Actualmente la aplicación móvil CBP One es el único medio para solicitar asilo en Estados Unidos. Funciona bajo un sistema que asigna citas al azar para presentarse en puntos de entrada de la frontera. Es como una lotería para las personas migrantes.
Sin embargo, la mayoría queda en incertidumbre porque pasan meses sin obtener respuesta.
En ese umbral se encuentra Edwin. Ha visto partir a sus hermanas y ahora es el turno de Miguel, pero eso no lo desanima, pues hace rendir cada minuto del tiempo que pidió prestado a sus hijos.
A diario abre la cocina que le ha permitido sostener su estancia en México y la vida de su familia en Venezuela.
“De repente llega una persona hoy y mañana o en cuatro días tiene su cita. Y los veo que llegan aquí, porque los veo pasar, vienen a comer aquí y llegan y llegan y se van y se van y yo sigo aquí, pero ¿por qué a mí no me sale? Bueno, Dios sabe porqué hace las cosas de repente, no sé, tengo que aprender algo aquí.
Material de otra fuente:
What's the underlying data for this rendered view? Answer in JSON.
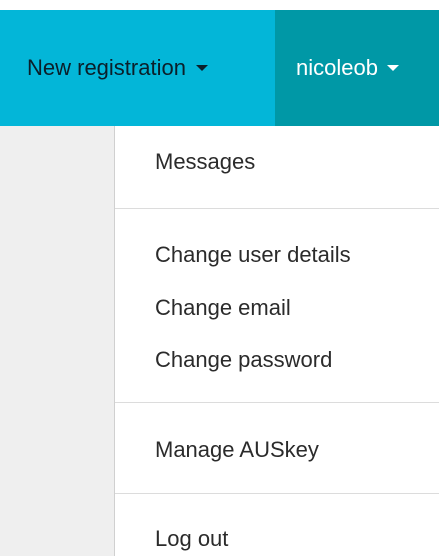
{
  "colors": {
    "registration_bg": "#03b6d8",
    "user_bg": "#0098a6"
  },
  "navbar": {
    "registration_label": "New registration",
    "user_label": "nicoleob"
  },
  "dropdown": {
    "items": [
      "Messages",
      "Change user details",
      "Change email",
      "Change password",
      "Manage AUSkey",
      "Log out"
    ]
  }
}
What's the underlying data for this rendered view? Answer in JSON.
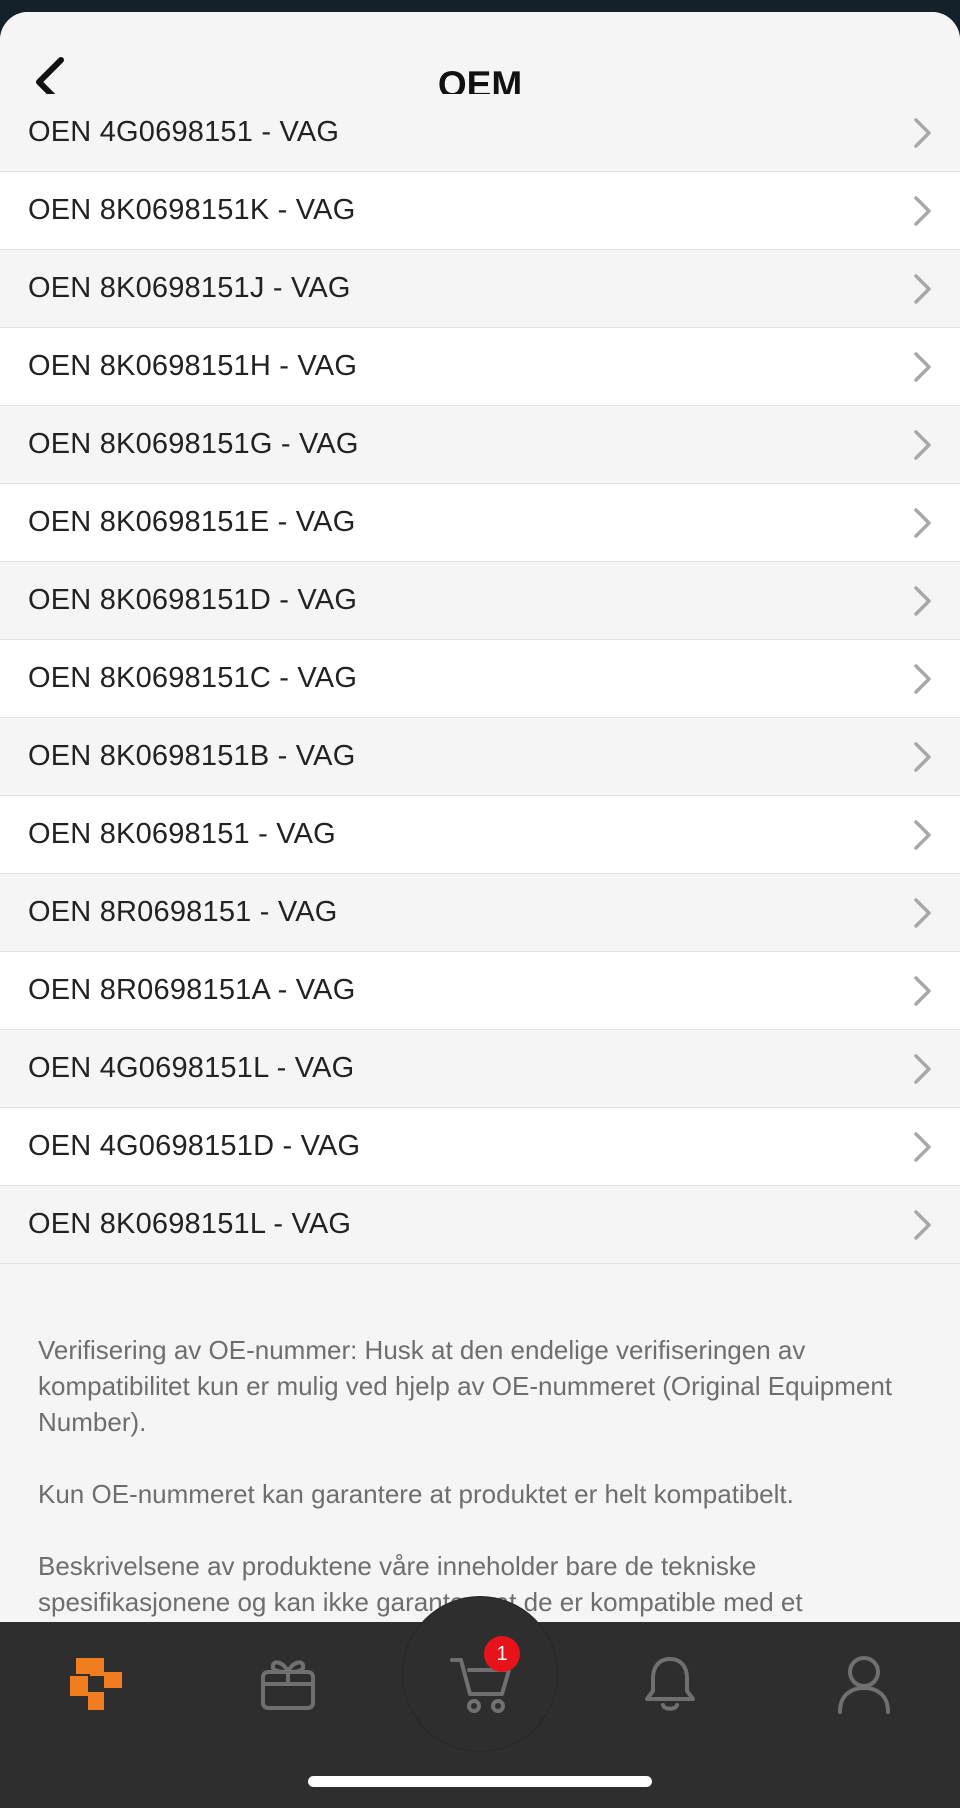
{
  "header": {
    "title": "OEM"
  },
  "list": {
    "items": [
      "OEN 4G0698151 - VAG",
      "OEN 8K0698151K - VAG",
      "OEN 8K0698151J - VAG",
      "OEN 8K0698151H - VAG",
      "OEN 8K0698151G - VAG",
      "OEN 8K0698151E - VAG",
      "OEN 8K0698151D - VAG",
      "OEN 8K0698151C - VAG",
      "OEN 8K0698151B - VAG",
      "OEN 8K0698151 - VAG",
      "OEN 8R0698151 - VAG",
      "OEN 8R0698151A - VAG",
      "OEN 4G0698151L - VAG",
      "OEN 4G0698151D - VAG",
      "OEN 8K0698151L - VAG"
    ]
  },
  "disclaimer": {
    "p1": "Verifisering av OE-nummer: Husk at den endelige verifiseringen av kompatibilitet kun er mulig ved hjelp av OE-nummeret (Original Equipment Number).",
    "p2": "Kun OE-nummeret kan garantere at produktet er helt kompatibelt.",
    "p3": "Beskrivelsene av produktene våre inneholder bare de tekniske spesifikasjonene og kan ikke garantere at de er kompatible med et"
  },
  "tabbar": {
    "cart_badge": "1",
    "accent_color": "#f07d1e",
    "icons": [
      "logo-icon",
      "gift-icon",
      "cart-icon",
      "bell-icon",
      "user-icon"
    ]
  }
}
Tengo que hacer algo aquí. No soy muy religioso, pero sí creo que hay un poder superior y de repente tienen otra idea para mí, otra intención diferente a la que yo tengo.
Pero mientras estamos aquí tenemos que trabajar, porque nosotros no tenemos dinero. Tenemos que trabajar muy duro en lo que sea y tratar de dejar una huella positiva, tratar de dejar lo mejor de nosotros aquí”.
Edwin sueña con continuar vendiendo comida venezolana en Estado Unidos, pero como él bromea, quizá se convierta en zapatero, pues se volvería a reinventar si así lo requieren sus condiciones.